Le Conseil constitutionnel, dans sa décision du 28 janvier 2011, a examiné la conformité de l’article L. 1432-11 du code de la santé publique à la Constitution. Une fédération syndicale contestait cette disposition, qui organise la représentation du personnel au sein des agences régionales de santé. La requérante soutenait que le texte méconnaissait le principe de participation des travailleurs à la détermination collective des conditions de travail. La question centrale portait sur la possibilité pour le législateur de ne pas prévoir de collèges électoraux distincts ni de consultation séparée pour les personnels de droit public et de droit privé. Le Conseil constitutionnel a validé la disposition, la déclarant conforme à la Constitution.
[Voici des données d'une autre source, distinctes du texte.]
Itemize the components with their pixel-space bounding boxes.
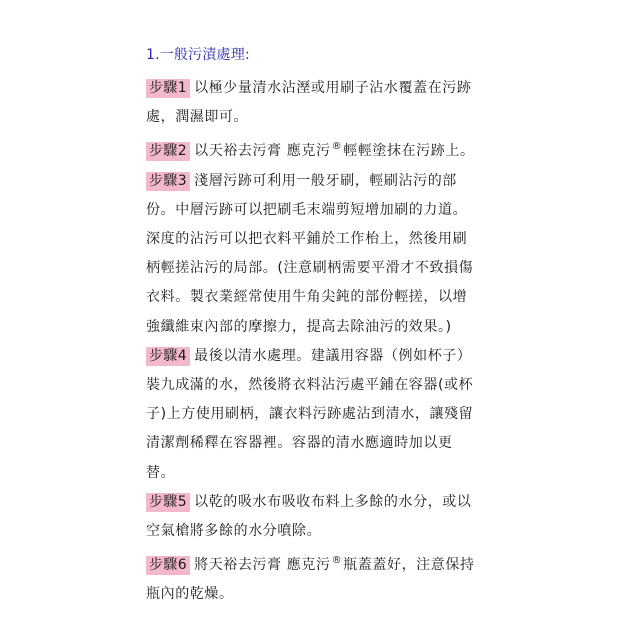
step-text-line: 以乾的吸水布吸收布料上多餘的水分，或以 xyxy=(194,493,472,510)
step-text-line: 份。中層污跡可以把刷毛末端剪短增加刷的力道。 xyxy=(146,201,468,218)
step-text-before: 將天裕去污膏 應克污 xyxy=(194,557,331,574)
registered-mark: ® xyxy=(331,141,343,153)
step-text-line: 處，潤濕即可。 xyxy=(146,109,249,126)
step-label: 步驟6 xyxy=(146,556,190,575)
step-3 xyxy=(146,167,506,342)
registered-mark: ® xyxy=(331,555,343,567)
step-text-line: 清潔劑稀釋在容器裡。容器的清水應適時加以更 xyxy=(146,435,453,452)
step-5 xyxy=(146,488,506,546)
step-text-line: 子)上方使用刷柄，讓衣料污跡處沾到清水，讓殘留 xyxy=(146,406,474,423)
step-label: 步驟5 xyxy=(146,493,190,512)
step-label: 步驟4 xyxy=(146,347,190,366)
document-body xyxy=(146,44,506,610)
step-text-after: 輕輕塗抹在污跡上。 xyxy=(343,143,475,160)
step-2 xyxy=(146,132,506,166)
step-1 xyxy=(146,74,506,132)
step-text-line: 強纖維束內部的摩擦力，提高去除油污的效果。) xyxy=(146,318,452,335)
step-text-line: 空氣槍將多餘的水分噴除。 xyxy=(146,523,322,540)
step-label: 步驟2 xyxy=(146,142,190,161)
step-text-line: 衣料。製衣業經常使用牛角尖鈍的部份輕搓，以增 xyxy=(146,289,468,306)
step-text-line: 深度的沾污可以把衣料平鋪於工作枱上，然後用刷 xyxy=(146,231,468,248)
step-text-after: 瓶蓋蓋好，注意保持 xyxy=(343,557,475,574)
step-text-line: 替。 xyxy=(146,464,176,481)
step-text-line: 柄輕搓沾污的局部。(注意刷柄需要平滑才不致損傷 xyxy=(146,260,474,277)
step-text-line: 瓶內的乾燥。 xyxy=(146,586,234,603)
section-heading: 1.一般污漬處理: xyxy=(146,47,250,63)
step-6 xyxy=(146,546,506,609)
step-text-before: 以天裕去污膏 應克污 xyxy=(194,143,331,160)
step-text-line: 最後以清水處理。建議用容器（例如杯子） xyxy=(194,347,472,364)
step-text-line: 以極少量清水沾溼或用刷子沾水覆蓋在污跡 xyxy=(194,80,472,96)
step-label: 步驟3 xyxy=(146,172,190,191)
step-label: 步驟1 xyxy=(146,79,190,98)
step-text-line: 裝九成滿的水，然後將衣料沾污處平鋪在容器(或杯 xyxy=(146,377,474,394)
step-text-line: 淺層污跡可利用一般牙刷，輕刷沾污的部 xyxy=(194,172,457,189)
step-4 xyxy=(146,342,506,488)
La portée du principe de participation des travailleurs face aux choix du législateur.
Le Conseil constitutionnel rappelle d’abord la source et les limites du principe invoqué. Il affirme que « c’est au législateur qu’il revient de déterminer, dans le respect du principe énoncé au huitième alinéa du Préambule, les conditions et garanties de sa mise en oeuvre » (considérant 3). Cette précision fixe le cadre du contrôle : le législateur dispose d’une marge d’appréciation pour organiser la participation des travailleurs. Le Conseil ne se livre donc pas à un contrôle strict, mais vérifie seulement l’absence de méconnaissance manifeste du principe. La valeur de cette position est de reconnaître une compétence discrétionnaire au législateur dans la concrétisation des droits sociaux constitutionnels. La portée de ce considérant est fondamentale, car il écarte toute exigence constitutionnelle précise quant aux modalités électorales.
La justification de l’absence de collèges distincts et de consultation séparée.
Le Conseil constitutionnel écarte ensuite les deux griefs soulevés par la requérante. Il estime d’abord que « le principe de participation à la détermination des conditions de travail n’imposait pas au législateur de prévoir l’existence de collèges électoraux distincts » (considérant 4). Il juge suffisant que la loi « assure une représentation effective de l’ensemble des personnels » (considérant 4). Cette solution met l’accent sur l’effectivité de la représentation plutôt que sur ses modalités techniques. Le Conseil valide ensuite la consultation unique en considérant qu’ « il était loisible au législateur de prévoir que les représentants des salariés de droit public et de droit privé ne soient pas consultés de manière séparée » (considérant 5). La portée de ces deux réponses est de consacrer une grande liberté du législateur pour unifier le dialogue social au sein d’une même structure. La valeur de la décision est de refuser de constitutionnaliser des règles électorales spécifiques pour des personnels aux statuts pourtant différents.